GPX4 and BACH1 regulate necrotic cell death and host resistance in Mycobacterium tuberculosis infection in vivo
Eduardo P. Amaral1, Sivaranjani Namasivayam1, Kate Aberman1, Diego L. Costa1, Logan Fisher1, Olena Kamenyeva2, Caio Cesar B. Bomfim1, Katrin Mayer-Barber3, Bruno B. Andrade4 and Alan Sher1
1 Immunobiology Section, Laboratory of Parasitic Diseases, National Institute of Allergy and Infectious Diseases, National Institutes of Health, Bethesda, MD firstname.lastname@example.org.
2 Research Technology Branch, National Institute of Allergy and Infectious Diseases, National Institutes of Health, Bethesda, MD.
3 Inflammation and Innate Immunity Unit, Laboratory of Clinical Immunology and Microbiology, National Institute of Allergy and Infectious Diseases, National Institutes of Health Bethesda, MD.
4 Multinational Organization Network Sponsoring Translational and Epidemiological Research Initiative, José Silveira Foundation, Salvador, Brazil.

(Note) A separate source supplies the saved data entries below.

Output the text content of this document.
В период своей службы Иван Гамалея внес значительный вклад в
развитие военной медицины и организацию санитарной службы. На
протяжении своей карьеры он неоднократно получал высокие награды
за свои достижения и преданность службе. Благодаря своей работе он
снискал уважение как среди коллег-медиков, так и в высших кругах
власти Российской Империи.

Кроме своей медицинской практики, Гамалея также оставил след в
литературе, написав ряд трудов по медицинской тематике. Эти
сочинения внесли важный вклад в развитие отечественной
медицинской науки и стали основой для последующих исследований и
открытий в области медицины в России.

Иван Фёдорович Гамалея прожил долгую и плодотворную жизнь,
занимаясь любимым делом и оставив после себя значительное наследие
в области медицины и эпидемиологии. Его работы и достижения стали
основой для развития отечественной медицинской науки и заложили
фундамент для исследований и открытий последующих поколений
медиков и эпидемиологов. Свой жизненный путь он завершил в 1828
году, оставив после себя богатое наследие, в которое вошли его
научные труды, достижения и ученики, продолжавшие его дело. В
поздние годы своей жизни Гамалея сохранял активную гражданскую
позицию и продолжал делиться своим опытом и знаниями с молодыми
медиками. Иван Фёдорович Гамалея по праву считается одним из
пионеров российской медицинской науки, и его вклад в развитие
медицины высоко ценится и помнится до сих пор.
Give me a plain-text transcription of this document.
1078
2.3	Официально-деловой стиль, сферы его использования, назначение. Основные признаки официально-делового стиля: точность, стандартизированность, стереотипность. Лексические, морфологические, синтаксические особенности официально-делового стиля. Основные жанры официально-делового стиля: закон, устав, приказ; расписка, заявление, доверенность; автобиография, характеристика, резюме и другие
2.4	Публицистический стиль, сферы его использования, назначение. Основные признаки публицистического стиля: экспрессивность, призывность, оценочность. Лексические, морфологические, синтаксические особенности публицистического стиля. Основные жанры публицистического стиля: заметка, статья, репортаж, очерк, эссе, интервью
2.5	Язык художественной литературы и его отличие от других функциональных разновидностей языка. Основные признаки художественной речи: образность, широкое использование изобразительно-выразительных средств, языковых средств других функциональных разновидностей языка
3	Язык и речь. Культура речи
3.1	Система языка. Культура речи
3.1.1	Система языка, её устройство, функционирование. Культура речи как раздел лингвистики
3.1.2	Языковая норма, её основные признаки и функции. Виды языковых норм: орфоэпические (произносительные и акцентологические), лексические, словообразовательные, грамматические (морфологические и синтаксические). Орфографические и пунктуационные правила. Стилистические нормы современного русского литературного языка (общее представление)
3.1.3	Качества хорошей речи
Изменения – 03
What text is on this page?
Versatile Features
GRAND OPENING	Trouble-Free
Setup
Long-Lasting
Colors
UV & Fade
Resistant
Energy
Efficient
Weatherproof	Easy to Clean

Ferroptosis is an iron-mediated form of regulated necrotic cell death characterized by the accumulation of lipid peroxides on biological membranes. We have previously described a major role for ferroptosis in Mtb-induced macrophage necrosis based on its biochemical requirements and its blockade both in vitro and in vivo by a lipid peroxidation inhibitor (ferrostatin-1). To validate these findings and further delineate the mechanism involved we have analyzed Mtb-induced cellular necrosis and host resistance in mice genetically deficient in or overexpressing glutathione peroxidase (Gpx4), an essential regulator of ferroptotic lipid peroxidation. To do so we generated conditional-knockout mice for Gpx4 by using CD45cre and LysMcre systems to target hematopoietic and myeloid lineage cells, respectively. After aerosol low dose Mtb infection these conditional-knockout mice showed both increased lung necrosis and substantially elevated pulmonary and splenic bacterial burdens in lung and spleen. Intriguingly, mice overexpressing Gpx4 were found to display decreased bacterial burdens as well as reduced pulmonary necrosis when infected at high dose, a model that reveals Mtb-induced necrotic pathology. In the opposite direction, genetic ablation of BACH1, a transcription factor known to repress a group of antioxidant genes including Gpx4, increased the levels of intracellular glutathione as well as enhanced the expression of Gpx4 in Mtb-infected macrophage in vitro and in vivo. Consistent with these observations, macrophages deficient in BACH1 were more resistant to both iron-mediated cell death as well as Mtb-induced necrosis. Moreover, Bach1-deficient mice infected at high dose with Mtb displayed a stricking reduction in bacterial loads as well as pulmonary necrosis and lipid peroxidation. This was reflected in the enhanced survival of the infected Bach1-/- animals. Together, these findings provide important genetic evidence supporting and further delineating the role of ferroptosis in host cell death and tissue necrosis in Mtb infection and implicate both Gpx4 and Bach1 as potential targets for host-direct therapy of tuberculosis.